Enforced disappearances orchestrated by the Pakistan Army, its intelligence agencies and the para-military forces under it’s command is so commonplace that in 2021, the then IHC Chief Justice Athar Minallah had remarked that “If the press was [really] independent, the pictures of missing person’s families would have been in paper every day.” [Emphasis added].
With thousands of enforced disappearances suits languishing in courts for years, Naaru’s case too would have met the same fate had it not been for a couple of positive developments. The first lucky break came when Nuru was spotted by a close associate at a detention center meant for ‘missing people’ a few months after his disapppearance.
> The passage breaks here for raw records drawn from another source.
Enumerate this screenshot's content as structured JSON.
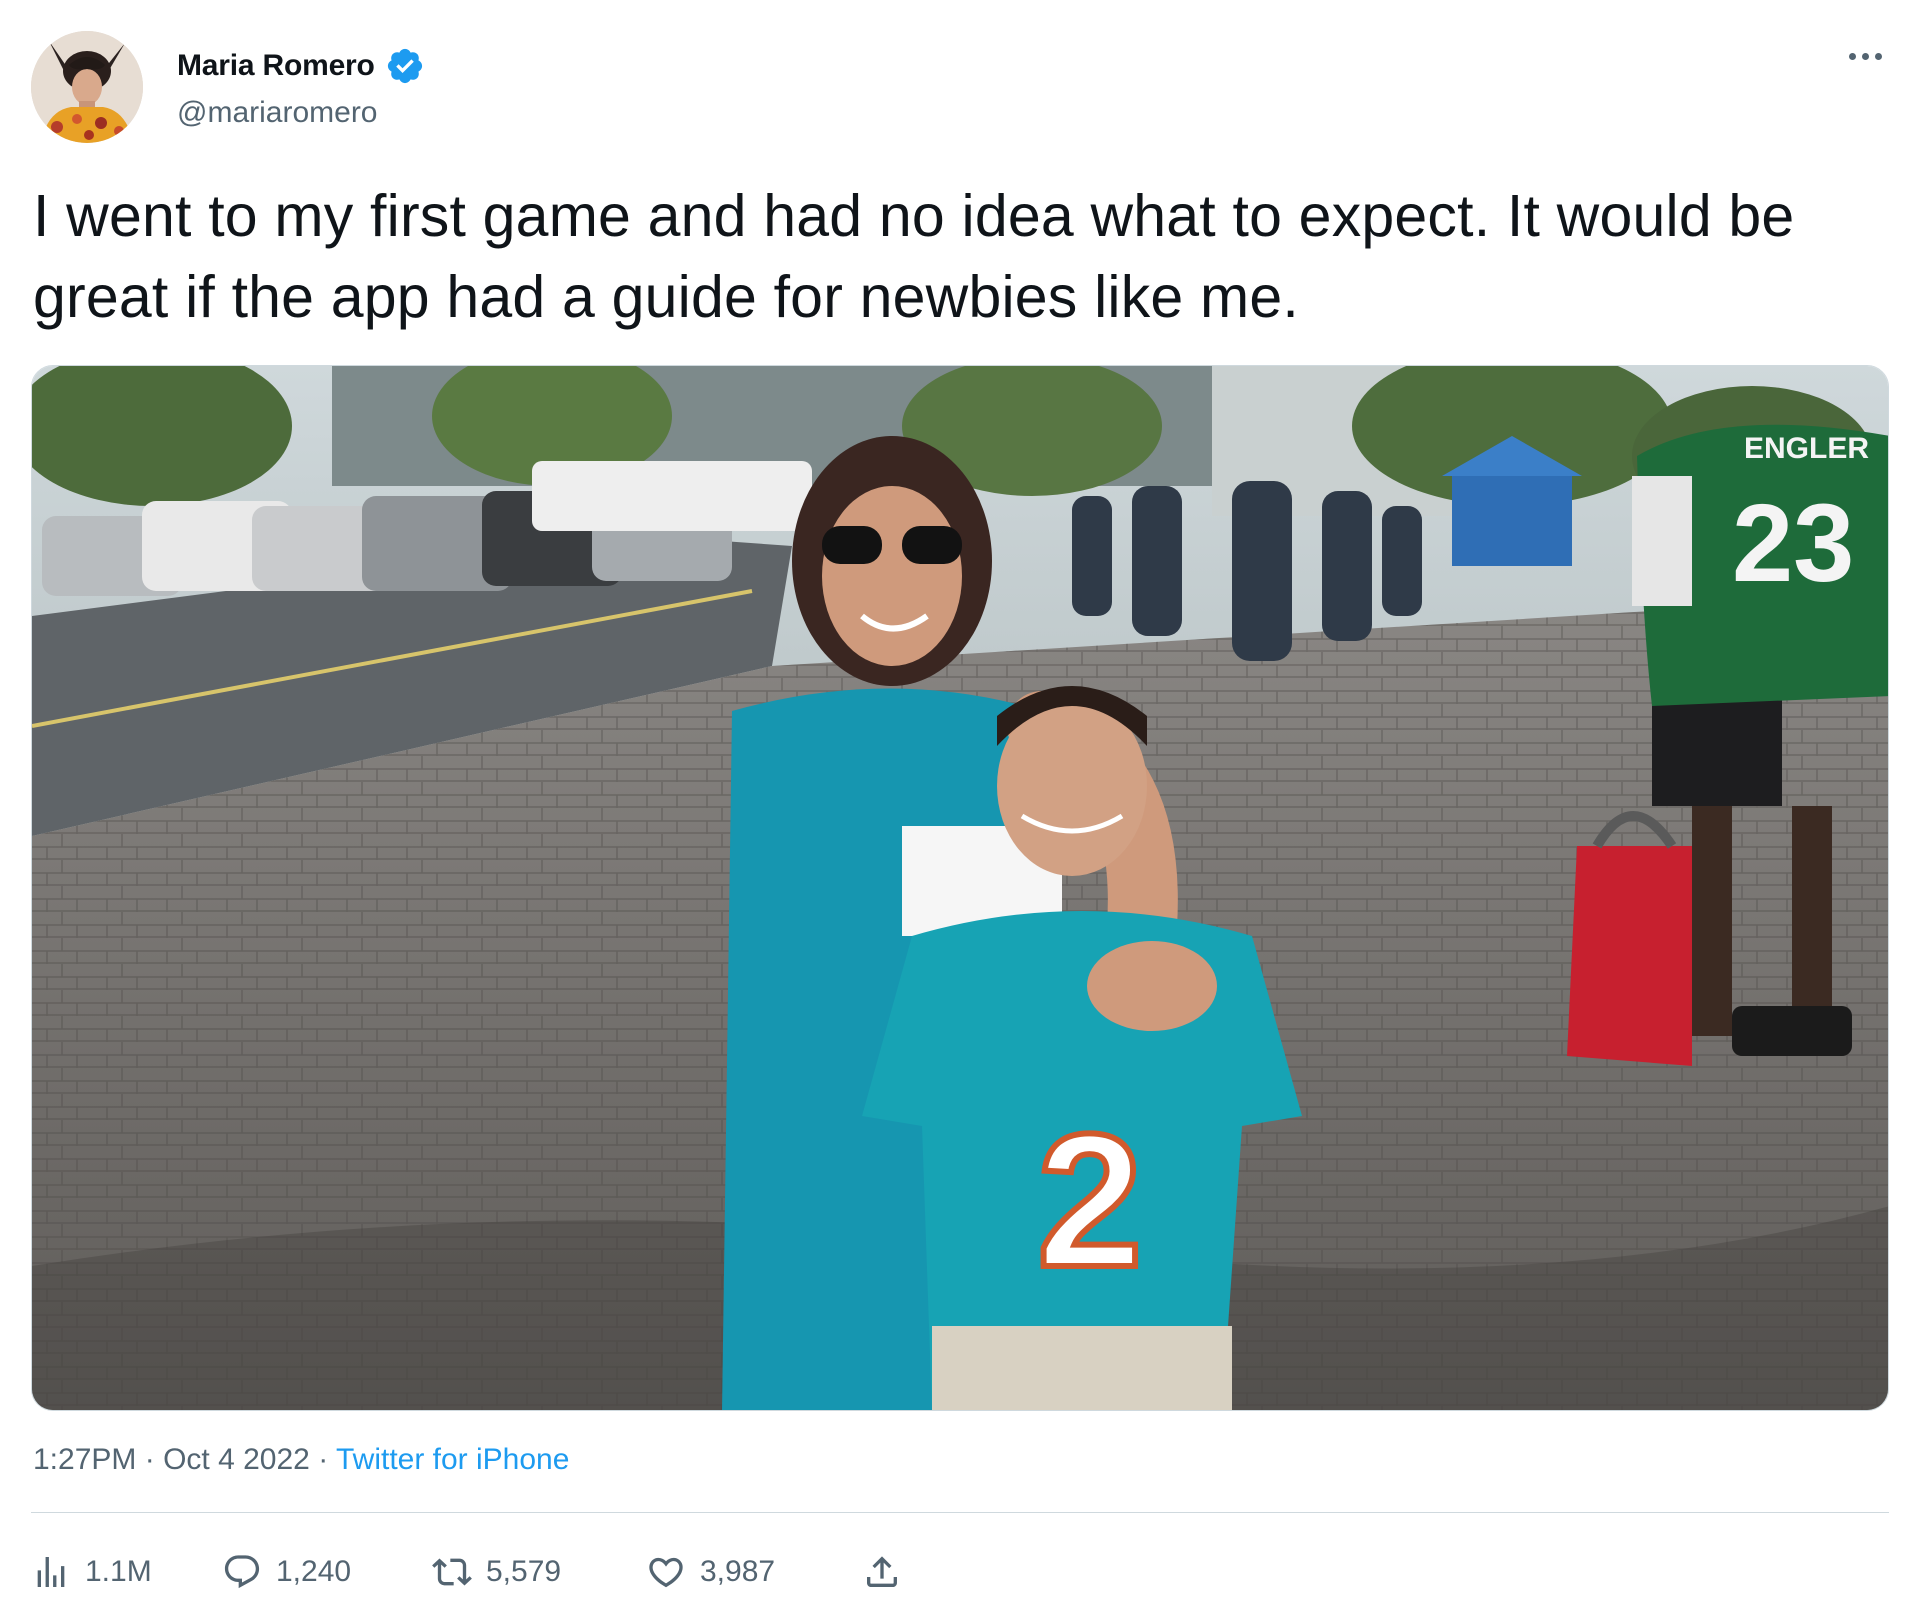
{
  "author": {
    "display_name": "Maria Romero",
    "handle": "@mariaromero",
    "verified": true
  },
  "tweet": {
    "text": "I went to my first game and had no idea what to expect. It would be great if the app had a guide for newbies like me.",
    "time": "1:27PM",
    "date": "Oct 4 2022",
    "separator": "·",
    "source": "Twitter for iPhone"
  },
  "photo": {
    "jersey_numbers": [
      "2",
      "23"
    ],
    "jersey_name": "ENGLER"
  },
  "stats": {
    "views": "1.1M",
    "replies": "1,240",
    "retweets": "5,579",
    "likes": "3,987"
  },
  "icons": {
    "more": "more-options-icon",
    "verified": "verified-badge-icon",
    "views": "views-chart-icon",
    "reply": "reply-bubble-icon",
    "retweet": "retweet-icon",
    "like": "heart-icon",
    "share": "share-icon"
  },
  "colors": {
    "text_primary": "#0f1419",
    "text_secondary": "#536471",
    "accent": "#1d9bf0",
    "divider": "#cfd9de"
  }
}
This belied the police version that the journalist may have accidently died or committed suicide by drowning in the Kaghan River and confirmed that he was alive.
Two, Chief Justice Minallah took a very serious view of the government’s apathy in discharging its duty of protecting the people and made a scathing attack on the Pakistan Army by stating that “half of our lives were spent with non-democratic governments in power.” Noting that “Had the state existed somewhere, why would the affected family need to approach the court [sic],” he directed that a meeting between the parents and children of Naaru with the prime minister should be ensured before the next hearing into the case.
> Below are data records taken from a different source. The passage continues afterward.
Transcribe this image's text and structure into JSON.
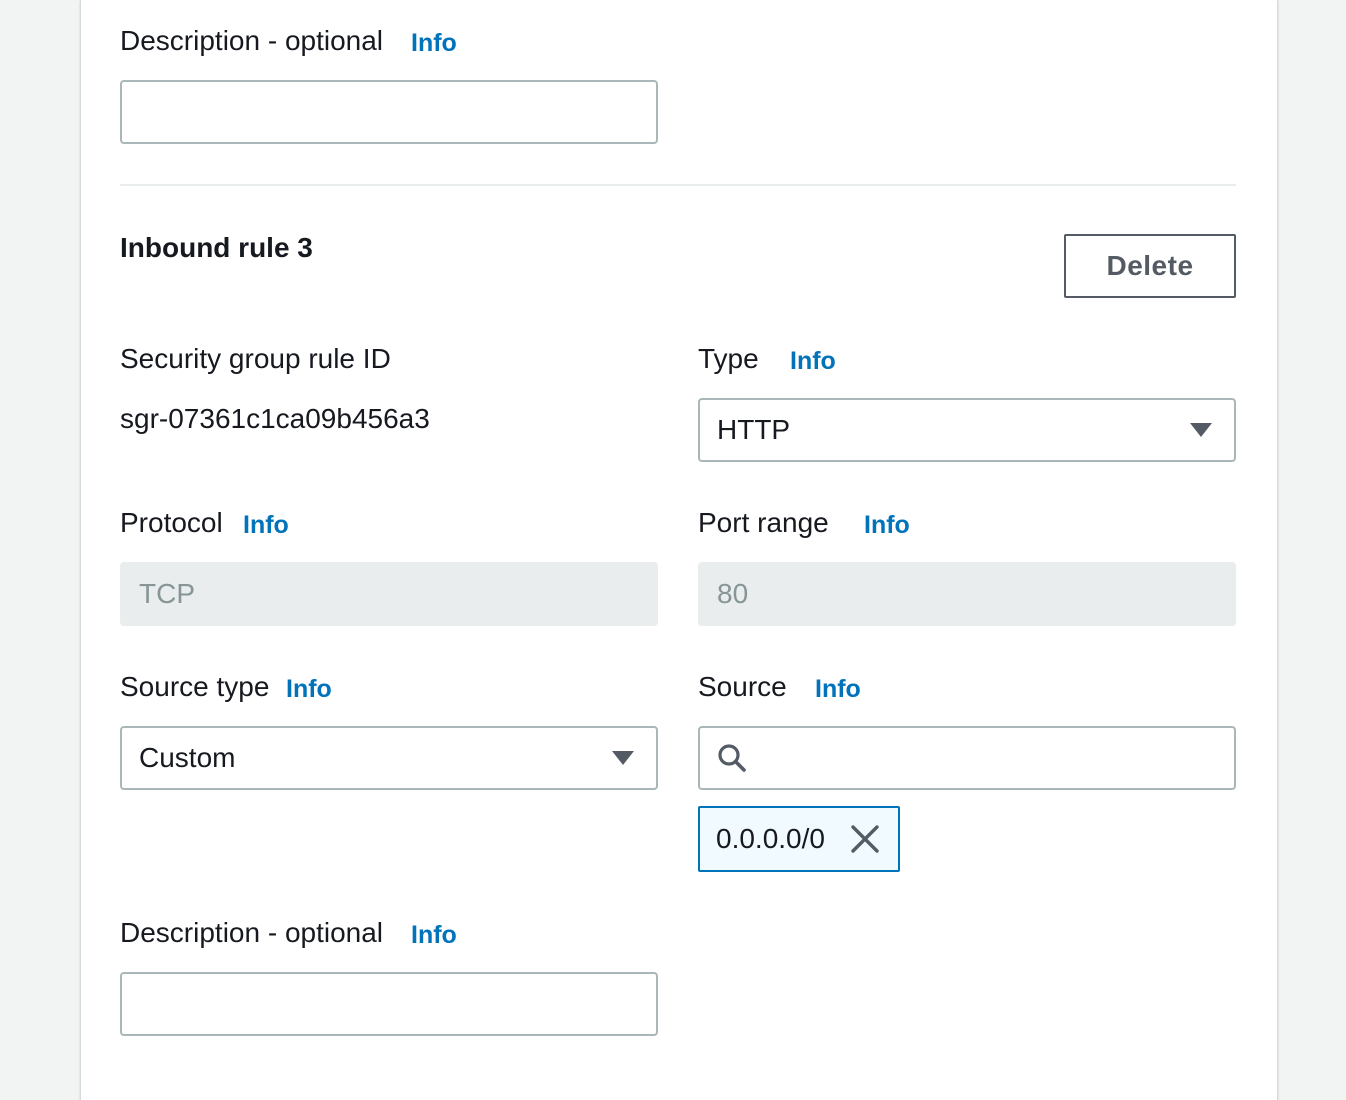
{
  "top_description": {
    "label": "Description - optional",
    "info": "Info",
    "value": ""
  },
  "rule": {
    "heading": "Inbound rule 3",
    "delete_label": "Delete",
    "rule_id_label": "Security group rule ID",
    "rule_id_value": "sgr-07361c1ca09b456a3",
    "type": {
      "label": "Type",
      "info": "Info",
      "value": "HTTP"
    },
    "protocol": {
      "label": "Protocol",
      "info": "Info",
      "value": "TCP"
    },
    "port_range": {
      "label": "Port range",
      "info": "Info",
      "value": "80"
    },
    "source_type": {
      "label": "Source type",
      "info": "Info",
      "value": "Custom"
    },
    "source": {
      "label": "Source",
      "info": "Info",
      "search_value": "",
      "tokens": [
        "0.0.0.0/0"
      ]
    },
    "description": {
      "label": "Description - optional",
      "info": "Info",
      "value": ""
    }
  },
  "colors": {
    "link": "#0073bb",
    "text": "#16191f",
    "border": "#aab7b8",
    "disabled_bg": "#eaeded",
    "token_bg": "#f1faff"
  },
  "icons": {
    "dropdown": "caret-down-icon",
    "search": "search-icon",
    "dismiss": "close-icon"
  }
}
Though the meeting with the prime minister was held and many assurances were given, the Naaru case remains in limbo and Sachal along with his grandmother continue to knock on IHC’s door for justice and that’s why they were there last Thursday. And in its news report, Dawn mentions, “When Naaru’s case came up, the CJ noted how the court felt embarrassed that the matter has been lingering for five years now.” What could be more embarrassing for a country than its court publicly expressing embarrassment for its inability to dispense justice?
In another such case heard along with that of Naaru’s disappearance, the petitioner informed the court that his two sons had been missing for a very long time. Noting that this case was extraordinary and brought disrepute to Pakistan, the two member IHC divisional bench division lamented that “the state appeared to be helpless in the matter.”
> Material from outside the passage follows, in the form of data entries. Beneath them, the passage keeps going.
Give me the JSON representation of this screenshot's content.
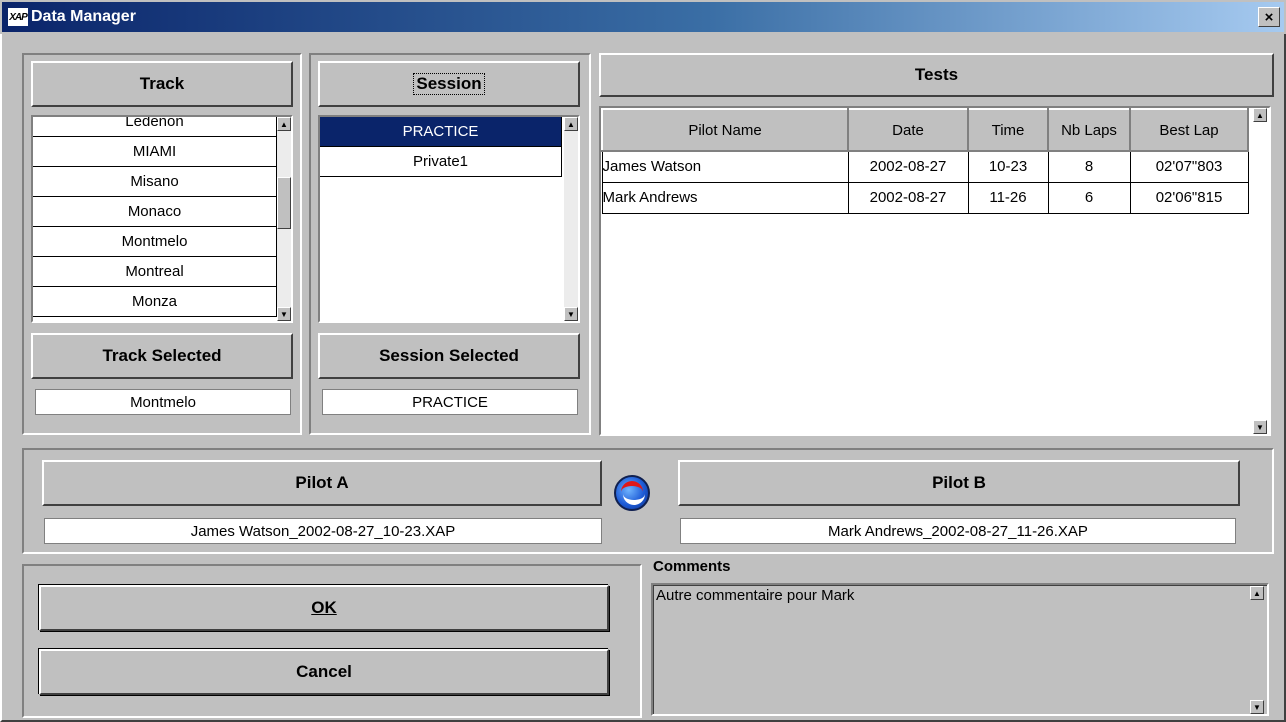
{
  "window": {
    "title": "Data Manager",
    "icon": "xap-logo-icon",
    "close": "×"
  },
  "track": {
    "header": "Track",
    "items": [
      "Ledenon",
      "MIAMI",
      "Misano",
      "Monaco",
      "Montmelo",
      "Montreal",
      "Monza"
    ],
    "selected_header": "Track Selected",
    "selected_value": "Montmelo"
  },
  "session": {
    "header": "Session",
    "items": [
      "PRACTICE",
      "Private1"
    ],
    "selected_index": 0,
    "selected_header": "Session Selected",
    "selected_value": "PRACTICE"
  },
  "tests": {
    "header": "Tests",
    "columns": [
      "Pilot Name",
      "Date",
      "Time",
      "Nb Laps",
      "Best Lap"
    ],
    "rows": [
      [
        "James Watson",
        "2002-08-27",
        "10-23",
        "8",
        "02'07\"803"
      ],
      [
        "Mark Andrews",
        "2002-08-27",
        "11-26",
        "6",
        "02'06\"815"
      ]
    ]
  },
  "pilots": {
    "a_header": "Pilot A",
    "a_file": "James Watson_2002-08-27_10-23.XAP",
    "b_header": "Pilot B",
    "b_file": "Mark Andrews_2002-08-27_11-26.XAP",
    "swap_icon": "swap-arrows-icon"
  },
  "buttons": {
    "ok": "OK",
    "cancel": "Cancel"
  },
  "comments": {
    "label": "Comments",
    "text": "Autre commentaire pour Mark"
  },
  "colors": {
    "title_start": "#0a246a",
    "title_end": "#a6caf0",
    "selection": "#0a246a",
    "face": "#c0c0c0"
  }
}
This observation clearly reaffirms the fact that the burgeoning cases of enforced disappearances in Pakistan are primarily due to Rawalpindi’s lack of accountability that flows from its absolute supremacy over both the country’s legislature and judiciary. This admission revives memories of IHC senior judge Justice Shaukat Siddiqui’s 2018 revelation that “Today the judiciary and media have come in the control of ‘Bandookwala’ [army]. Judiciary is not independent…,[sic]” and how “In different cases, the ISI forms benches of its choice to get desired results.”
The fact that the Pakistan Army has scant regard for observing human rights is evident from its self-admitted involvement in enforced disappearances. Readers may recall that during a press conference in 2019, the then DG ISPR Maj Gen Asif Ghafoor, had while replying to a question on enforced disappearances said, “We don’t wish that anyone should be missing. But when it’s war, you have to do a lot of things- as they say, all is fair in love and war; war is very ruthless.” [Emphasis added].
Human Rights Watch World Report 2019 on Pakistan also mentions that “During counter-terrorism operations, Pakistani security forces often are responsible for serious human rights violations including torture, enforced disappearances, detention without charge, and extrajudicial killings, according to Pakistan human rights defenders and defence lawyers… Authorities do not allow independent monitoring of trials in military courts and many defendants are denied the right to a fair trial.” [Emphasis added].
In its editorial of October 7, Dawn appropriately stated that “The blight of enforced disappearances has become almost normalised in our society, with hardly any voice being raised against the unlawful detention of citizens,” and leaves the reader with a haunting question- “Is the state comfortable with the fact that Pakistan is seen as a lawless land, where people disappear and are arbitrarily punished?”.